Dans ce roman épistolaire, Friedrich raconte à sa sœur Lieselein, restée à Berlin, sa vie insouciante à l’ambassade où ne résonnent que des échos lointains de la guerre. Le Troisième Reich s’effondre, Berlin est détruite presque entièrement par les bombardements.
Le Japon, épargné par la guerre, est à son tour bombardé, jusqu’à la destruction totale, par l’aviation américaine, de Tokyo le 10 mars 1945. Friedrich, devenu « l’ennemi » pour les Japonais est contraint de fuir sur l’île de Kansaï.
Au fil de ses lettres à Lieselein, nous voyons Friedrich évoluer, d’abord insouciant, badin, puis effaré, inquiet, atterré, et finalement anéanti. Romain Slocombe, dans ce roman très vivant et bien documenté, raconte, à travers la guerre de Friedrich, le quotidien des perdants de la Seconde Guerre mondiale.

Turkheim, Emilie de. - Popcorn Melody. - H. d’Ormesson. - 18€
Popcorn Melody raconte la vie de Tom qui tient une supérette dans un petit bled poussiéreux du Midwest américain. Mais ce n’est pas un commerçant ordinaire : il se plaît à composer des haïkus sur les clients qui entrent dans sa boutique, il les écoute se confier à lui, confortablement installés sur l’ancien fauteuil de barbier de son père… Parallèlement, on découvre l’environnement de Tom et de ses voisins : l’usine de popcorn voisine, le désert, la chaleur et l’ennui…
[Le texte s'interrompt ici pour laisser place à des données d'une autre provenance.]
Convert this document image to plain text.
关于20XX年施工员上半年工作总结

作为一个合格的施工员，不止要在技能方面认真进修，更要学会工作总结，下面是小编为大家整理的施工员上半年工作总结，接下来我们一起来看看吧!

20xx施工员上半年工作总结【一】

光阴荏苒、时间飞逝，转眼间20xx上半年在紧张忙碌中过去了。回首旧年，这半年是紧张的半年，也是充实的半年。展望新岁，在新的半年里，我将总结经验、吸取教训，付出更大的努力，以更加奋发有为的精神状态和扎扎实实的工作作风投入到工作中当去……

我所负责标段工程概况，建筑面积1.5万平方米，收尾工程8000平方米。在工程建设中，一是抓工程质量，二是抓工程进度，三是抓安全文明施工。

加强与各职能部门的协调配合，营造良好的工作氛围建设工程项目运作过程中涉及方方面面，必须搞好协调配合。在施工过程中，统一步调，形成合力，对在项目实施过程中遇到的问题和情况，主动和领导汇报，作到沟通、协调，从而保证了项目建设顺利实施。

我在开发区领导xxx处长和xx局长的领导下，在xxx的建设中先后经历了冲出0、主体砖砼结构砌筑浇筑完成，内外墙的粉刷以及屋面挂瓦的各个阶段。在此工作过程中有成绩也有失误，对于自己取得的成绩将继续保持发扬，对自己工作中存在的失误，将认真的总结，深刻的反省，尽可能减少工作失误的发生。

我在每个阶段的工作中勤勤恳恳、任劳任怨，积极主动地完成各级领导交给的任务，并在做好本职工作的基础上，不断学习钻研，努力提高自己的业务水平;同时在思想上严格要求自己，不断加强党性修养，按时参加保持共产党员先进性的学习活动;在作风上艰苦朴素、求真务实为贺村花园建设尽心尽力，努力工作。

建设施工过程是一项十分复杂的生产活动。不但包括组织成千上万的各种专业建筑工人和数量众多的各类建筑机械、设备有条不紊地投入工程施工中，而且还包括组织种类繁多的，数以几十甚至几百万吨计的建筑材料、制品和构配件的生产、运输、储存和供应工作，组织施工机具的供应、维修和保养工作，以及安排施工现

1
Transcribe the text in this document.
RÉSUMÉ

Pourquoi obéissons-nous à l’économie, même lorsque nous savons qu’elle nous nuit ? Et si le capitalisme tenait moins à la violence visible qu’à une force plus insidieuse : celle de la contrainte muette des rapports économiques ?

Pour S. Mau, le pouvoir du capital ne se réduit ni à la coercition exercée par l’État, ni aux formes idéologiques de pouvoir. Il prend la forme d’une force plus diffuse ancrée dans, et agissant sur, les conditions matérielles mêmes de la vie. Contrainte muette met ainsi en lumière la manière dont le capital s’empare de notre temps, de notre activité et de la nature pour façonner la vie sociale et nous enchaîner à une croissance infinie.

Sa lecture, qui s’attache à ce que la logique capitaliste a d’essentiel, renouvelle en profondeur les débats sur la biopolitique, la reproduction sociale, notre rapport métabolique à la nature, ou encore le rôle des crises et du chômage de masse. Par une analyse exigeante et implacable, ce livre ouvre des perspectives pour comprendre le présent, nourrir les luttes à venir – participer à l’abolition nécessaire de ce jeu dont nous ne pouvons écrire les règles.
Nous suivons les histoires de plusieurs personnages : la vieille géologue Fleur, amatrice de whisky japonais ; Matt, l’instituteur du village jusqu’à un âge avancé ; la mère de Tom aux origines indiennes ; Dennis, l’agent littéraire un brin escroc ; en attendant que tout se recoupe, mais le texte est parfois long et on perd le fil dans toutes ces histoires. Il y a peu d’action, le récit n’est pas linéaire et surtout on ne voit pas d’intrigue principale, à part la vie de Tom qui défile par à-coups. Cependant, l’écriture presque poétique et parfois loufoque rend agréable la lecture, même si j’ai parfois dû me forcer à terminer le chapitre.

Winter, Solomonica de. - Je m’appelle Blue. - L. Lévi. - Traduit de l’américain. - 236p. - 18€
C’est l’histoire d’une adolescente de 13 ans, traumatisée par la mort de son père. Elle s’appelle Blue, de son véritable prénom, Mélodie. Ses parents Ollie et Dany tenaient un restaurant. Elle était heureuse jusqu’à ce que ses parents s’endettent auprès de James, qu’elle voudra tuer pour se venger. En effet, pour le rembourser, Ollie braque une banque et se fait tuer. Puis, sa mère se drogue.
Cinq années se sont écoulées, Blue se sentant délaissée deviendra « une fille sans mots, mais son esprit n’est pas lent ». Son refuge, un livre, dernier cadeau de son père : Le magicien d’Oz, son bien le plus précieux. Grâce à la lecture, elle s’évade, oublie le monde réel. Elle développera un amour obsessionnel pour cette nouvelle famille, surtout pour Dorothy. Elle tombe amoureuse de Charlie, l’épicier, lui aussi passionné par le magicien d’Oz. Elle confie ses rêves, ses peurs, ses obsessions de vengeance, tout cela par écrit à son médecin.
Le premier roman d’une jeune auteur de 18 ans, dans lequel fiction et réalité sont indissociables. Le titre original est Over the rainbow. C’est au-delà de cet arc-en-ciel, dans ce monde imaginaire, que Blue aime se réfugier.